Spinach & Artichoke Stuffed Peppers
Recipe and photos by La Terra Fina
Ingredients
- 4 bell peppers
- 1 tablespoon olive oil
- ½ yellow onion, diced
- ½ teaspoon Italian seasoning
- 1 lb. ground beef
- ¼ teaspoon salt
- 1 cup fully-cooked rice (white or brown)
- 1 10-oz. container La Terra Fina Spinach Artichoke & Parmesan Dip & Spread
- 1 cup shredded mozzarella cheese
Instructions
- Preheat the oven to 400℉.
- Cut the bell peppers in half lengthwise and scoop out the seeds and cores. Place the peppers cut side up in a baking dish and bake for 20 minutes.
- While the peppers are baking, prepare the filling. Heat the oil in a large skillet over medium heat. Add the onion and sauté for 5-7 minutes, until fragrant. Add the italian seasoning and sauté for an additional minute.
- Add the ground beef to the skillet and cook with the onion, breaking it up into small pieces as it cooks, until completely brown.

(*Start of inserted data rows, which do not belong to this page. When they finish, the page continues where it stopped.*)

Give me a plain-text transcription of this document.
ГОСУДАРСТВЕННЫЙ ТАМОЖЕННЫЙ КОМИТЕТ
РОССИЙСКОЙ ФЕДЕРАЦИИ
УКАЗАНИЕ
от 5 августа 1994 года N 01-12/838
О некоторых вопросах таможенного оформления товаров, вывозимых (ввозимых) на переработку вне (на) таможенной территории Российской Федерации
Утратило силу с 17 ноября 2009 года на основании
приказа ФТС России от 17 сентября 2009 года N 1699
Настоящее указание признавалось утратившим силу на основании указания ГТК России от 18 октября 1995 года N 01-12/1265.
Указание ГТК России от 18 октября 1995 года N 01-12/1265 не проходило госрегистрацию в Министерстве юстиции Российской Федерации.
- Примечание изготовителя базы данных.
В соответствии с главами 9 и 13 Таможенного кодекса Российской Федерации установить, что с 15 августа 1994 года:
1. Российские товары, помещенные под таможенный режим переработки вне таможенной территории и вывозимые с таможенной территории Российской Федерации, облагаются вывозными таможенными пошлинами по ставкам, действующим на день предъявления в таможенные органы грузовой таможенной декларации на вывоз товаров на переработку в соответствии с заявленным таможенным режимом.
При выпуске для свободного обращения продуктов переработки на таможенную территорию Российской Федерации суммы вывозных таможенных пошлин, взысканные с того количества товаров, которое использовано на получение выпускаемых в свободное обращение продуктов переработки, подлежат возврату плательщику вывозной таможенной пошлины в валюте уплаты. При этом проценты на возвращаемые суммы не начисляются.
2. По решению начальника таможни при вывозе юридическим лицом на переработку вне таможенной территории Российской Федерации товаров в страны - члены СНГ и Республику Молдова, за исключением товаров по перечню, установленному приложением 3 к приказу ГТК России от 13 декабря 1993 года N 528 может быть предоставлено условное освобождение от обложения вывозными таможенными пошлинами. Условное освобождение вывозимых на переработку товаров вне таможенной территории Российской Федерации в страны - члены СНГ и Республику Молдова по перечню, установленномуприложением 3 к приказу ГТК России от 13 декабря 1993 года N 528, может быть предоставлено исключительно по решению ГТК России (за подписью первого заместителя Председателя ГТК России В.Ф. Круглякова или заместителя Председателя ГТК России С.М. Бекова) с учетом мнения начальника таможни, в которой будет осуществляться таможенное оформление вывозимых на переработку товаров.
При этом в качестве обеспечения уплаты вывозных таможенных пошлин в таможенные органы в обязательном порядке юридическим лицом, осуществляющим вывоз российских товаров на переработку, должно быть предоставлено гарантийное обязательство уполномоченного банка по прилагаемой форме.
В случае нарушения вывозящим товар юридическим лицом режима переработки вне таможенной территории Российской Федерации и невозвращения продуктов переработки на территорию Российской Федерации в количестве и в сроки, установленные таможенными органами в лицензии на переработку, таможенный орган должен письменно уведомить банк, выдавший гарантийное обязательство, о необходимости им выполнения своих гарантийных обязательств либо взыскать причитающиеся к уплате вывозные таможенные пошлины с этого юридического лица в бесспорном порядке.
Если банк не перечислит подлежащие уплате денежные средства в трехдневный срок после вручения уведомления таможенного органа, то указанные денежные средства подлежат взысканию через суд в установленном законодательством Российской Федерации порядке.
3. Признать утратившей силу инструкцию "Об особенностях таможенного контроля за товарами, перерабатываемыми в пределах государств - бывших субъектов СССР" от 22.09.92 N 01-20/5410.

- Remove the skillet from heat. Sprinkle the salt over the beef and add the cooked rice. Toss until the beef and rice are evenly distributed.
- Add the La Terra Fina Spinach Artichoke & Parmesan Dip & Spread to the mixture in the skillet. Mix until all of the ingredients are coated in dip.
- Spoon the filling into the baked bell peppers and sprinkle the mozzarella on top.
- Place the filled bell peppers back in the oven and bake for 5-8 minutes, until the cheese on top is melted.